While trying to catch up with a huge backlog of recent email and potential blog topics, I came across this article that Graham Cluley posted a few days ago on Internationalized Domain Name (IDN) homograph attacks, the kind of spoofing attack where a site address looks legitimate but is not what it seems because a character or characters has been substituted deceptively (a technique very commonly used in phishing). The example central to Graham’s article is the work of security researcher Paul Moore, who registered the domain IIoydsbank.co.uk and then invited Twitter users to spot the difference. Just to make things more interesting, Moore bought a TLS certificate from Cloudflare for his site so that it showed the green padlock that is meant to reassure us that all is secure.
Clearly we shouldn’t overestimate the security conferred by that little graphic and the magic ‘https’ at the start of URLs. Apart from the fact that phishing sites and pop-ups have often made use of fake padlock graphics, the fact that traffic is encrypted doesn’t mean that the traffic can’t be malicious. However, Lloyds’ customers are not in danger from IIoydsbank.co.uk, since Moore has apparently transferred the domain to the real Lloyds.

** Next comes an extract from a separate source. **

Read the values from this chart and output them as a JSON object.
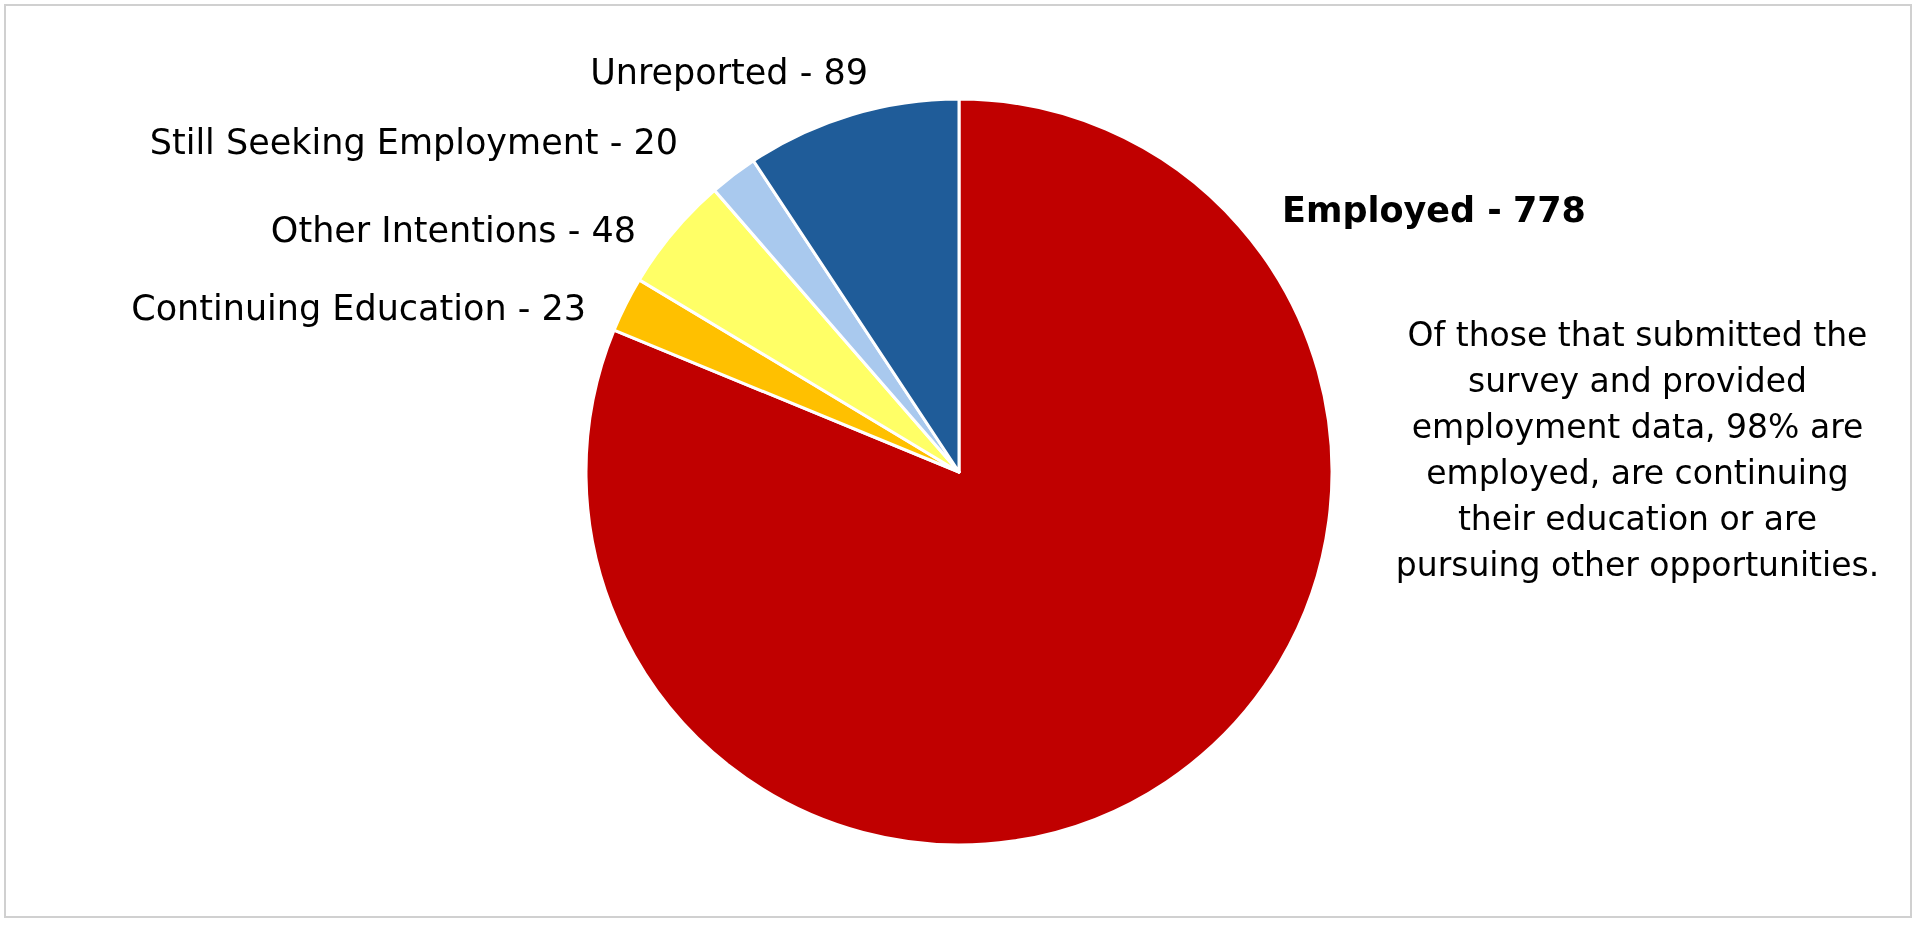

In fact, this is a pretty basic example of a long-known attack. Sorry, but I’m going to quote myself (from an earlier article here), starting with a ‘simplistic example’
‘… like IIoydsbank.com, where I’ve substituted a capital I [i] for each of the two Ls at the beginning.’ A common variation today is to use a homoglyph: in the Unicode character set there are many characters that look to the casual eye (at least in some fonts) very much like others, but are for purposes of identifying a web address completely different.
(It seems to have become a convention in security that we can’t look at fake bank sites without mentioning Lloyds, in much the same way that we can’t talk about public key cryptography without using Alice and Bob as examples.)
To take another example from the same blog that I expanded on in a later article for ITSecurity, in the right font, a lower case ‘o’ is indistinguishable from an omicron. The example below is a screenshot from Notepad, where I used an omicron instead of an ‘o’ in one of the two versions of welivesecurity.com.
The first one is the ‘fake’, in case you were wondering.
Since I don’t think there’s such a thing as a .com domain where the middle character is an omicron, that might not be the best example. But I suspect that there are plenty of financial institutions whose names include a spoofable ‘o’, and there are plenty of other usable homographs: fortunately, they work better in some fonts than others, so in some contexts they are much easier to distinguish.
Only when I came upon Graham’s article as cited above did I realize that he’d actually looked at this issue in a WeLiveSecurity article before I did, else I’d have drawn attention to it in my own more recent articles, as it’s a pretty neat summary.
However, as Martijn Grooten pointed out in a Virus Bulletin article last year:
In practice, hardly any homoglyph attacks have been seen in the wild, despite the technology having been widely implemented.
But that doesn’t mean there isn’t an issue here, that it doesn’t happen, or that it couldn’t happen more often. And while Paul Moore is far from the first person to raise the topic, he’s certainly brought it to the attention of a good few more potential victims.
Fortunately, you can reduce the risk drastically and painlessly. Don’t be too eager to trust links in email and other messages, or on web sites where you didn’t expect to find yourself. If your bank needs you to log in somewhere, use links and pages you already know to be kosher. There are many ways in which to disguise a malicious link as a legitimate address: this is just one of them.
It has to be said that some service providers are sufficiently aware of the issue to implement countermeasures. Google, for instance, though it has supported non-Latin characters in Gmail since summer 2014, has also taken advantage of the Unicode Consortium’s Identifier Profiles for Restriction-Level Detection as a guide for rejecting ‘suspicious combinations’ of characters. However, even implementation of the strictest level of restriction available, ASCII-Only, would not have triggered an automatic alarm in this case, since there is no restriction on mixed case that I’m aware of. On the other hand, as Graham pointed out, the certificate provider that supplied Paul Moore with a TLS certificate, could at least have looked more carefully at an application from a site whose name included the word ‘bank’. Perhaps DNS registration services could take the same precaution: that doesn’t seem too hard to automate.